There are myriad industries where being able to move and storage huge amounts of file data in the public cloud would be important, including genomics research and media and entertainment companies that have to manage massive files like 4K video, he says. Autonomous vehicles are another area.
“They’re generating today tons and tons and tons of data each time they do a test drive and that’s getting uploaded into an environment,” Payne says. “Then they want to go run machine learning around that and then generate understanding and ultimately feed an algorithm that enables that autonomous driving. That’s an example where a company may be in a situation where they’re behind in the race, don’t have time to find and recruit the developers and build the capabilities and build the frameworks. ‘I just need to get to it quick. I’ve got the data. I need to get it to the right location paired up with the service to get to a result faster.’ They’re searching for a solution in a case where they say build vs. buy it, but don’t have time to build. Here’s where we’re filling out a key part of the solution on the storage side.”
He declines to say whether there are plans to expand the OneFS solution to other cloud providers like AWS and Azure, but says “the approach is one that we will extend. As we’re think about cloud, we’re thinking about the broader ecosystem and you’ve got to bring elements of the ecosystem together to package up a solution for a given problem. This approach that we’re taking here is certainly something that will extend as we build out an ecosystem around Dell Technologies Cloud.”

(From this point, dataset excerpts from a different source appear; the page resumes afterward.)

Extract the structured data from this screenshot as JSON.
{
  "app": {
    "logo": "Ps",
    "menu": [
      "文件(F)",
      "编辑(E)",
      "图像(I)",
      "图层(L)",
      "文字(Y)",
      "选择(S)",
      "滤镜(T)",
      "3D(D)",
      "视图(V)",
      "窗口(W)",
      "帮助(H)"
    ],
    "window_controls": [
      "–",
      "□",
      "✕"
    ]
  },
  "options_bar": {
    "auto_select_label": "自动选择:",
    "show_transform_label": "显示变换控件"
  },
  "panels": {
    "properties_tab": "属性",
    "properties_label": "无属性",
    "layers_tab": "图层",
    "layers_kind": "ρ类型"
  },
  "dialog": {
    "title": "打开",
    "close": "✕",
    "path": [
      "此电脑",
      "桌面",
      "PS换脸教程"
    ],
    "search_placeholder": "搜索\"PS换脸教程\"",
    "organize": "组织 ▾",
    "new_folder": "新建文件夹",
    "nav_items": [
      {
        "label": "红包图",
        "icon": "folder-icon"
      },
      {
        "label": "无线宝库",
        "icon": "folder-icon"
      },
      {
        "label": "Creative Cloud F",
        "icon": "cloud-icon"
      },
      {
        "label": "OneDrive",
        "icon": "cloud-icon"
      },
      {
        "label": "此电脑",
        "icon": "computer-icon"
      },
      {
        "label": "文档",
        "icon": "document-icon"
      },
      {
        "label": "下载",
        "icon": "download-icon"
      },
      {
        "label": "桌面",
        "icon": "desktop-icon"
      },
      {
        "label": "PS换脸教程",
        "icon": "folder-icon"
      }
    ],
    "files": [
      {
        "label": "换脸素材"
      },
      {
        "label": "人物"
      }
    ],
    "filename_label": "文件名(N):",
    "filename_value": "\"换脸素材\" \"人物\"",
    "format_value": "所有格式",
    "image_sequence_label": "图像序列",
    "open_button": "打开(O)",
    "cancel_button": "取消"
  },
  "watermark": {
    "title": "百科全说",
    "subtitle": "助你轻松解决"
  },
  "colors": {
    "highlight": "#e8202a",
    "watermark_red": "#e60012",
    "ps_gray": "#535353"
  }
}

Building Out the Cloud Platform
The introduction of the Google Cloud partner also came as Dell unveiled enhancements to the Dell Technologies Cloud Platform, most of which highlight the tight integration between Dell and VMware technologies, which Payne says is a key differentiator from other OEMs that also are pushing their way into the cloud. That includes support in the cloud platform of VMware’s Tanzu Kubernetes Grid and VCF 4.0 on the same VxRail infrastructure, enabling organizations to use the same tools for containerized workloads and traditional virtual machines. That capability comes as VMware gets ready to launch its Google Cloud VMware Engine this summer, which will enable enterprises to move and run VMware environments in Google Cloud.
Dell also is looking to make it easier for companies to embrace its Dell Technologies on Demand subscription program, starting with a configuration option with as few as four VxRail nodes. Before configurations started at eight nodes, which might be too much for some companies, Payne says. At the same time, the company also is unveiling a higher end configuration that includes a 42-rack infrastructure that includes more processors cores, memory options and NVM-Express all-flash storage. The vendor also is offering more appliance options for Dell EMC SD-WAN Solution powered by VMware and based on technology from VeloCloud, which VMware bought in 2017. The software defined-WAN solution is the entry point for companies that are coming onto VMware Cloud on Dell EMC and looking to run for such workloads as voice-over-IP, video streaming and virtual desktop infrastructure (VDI).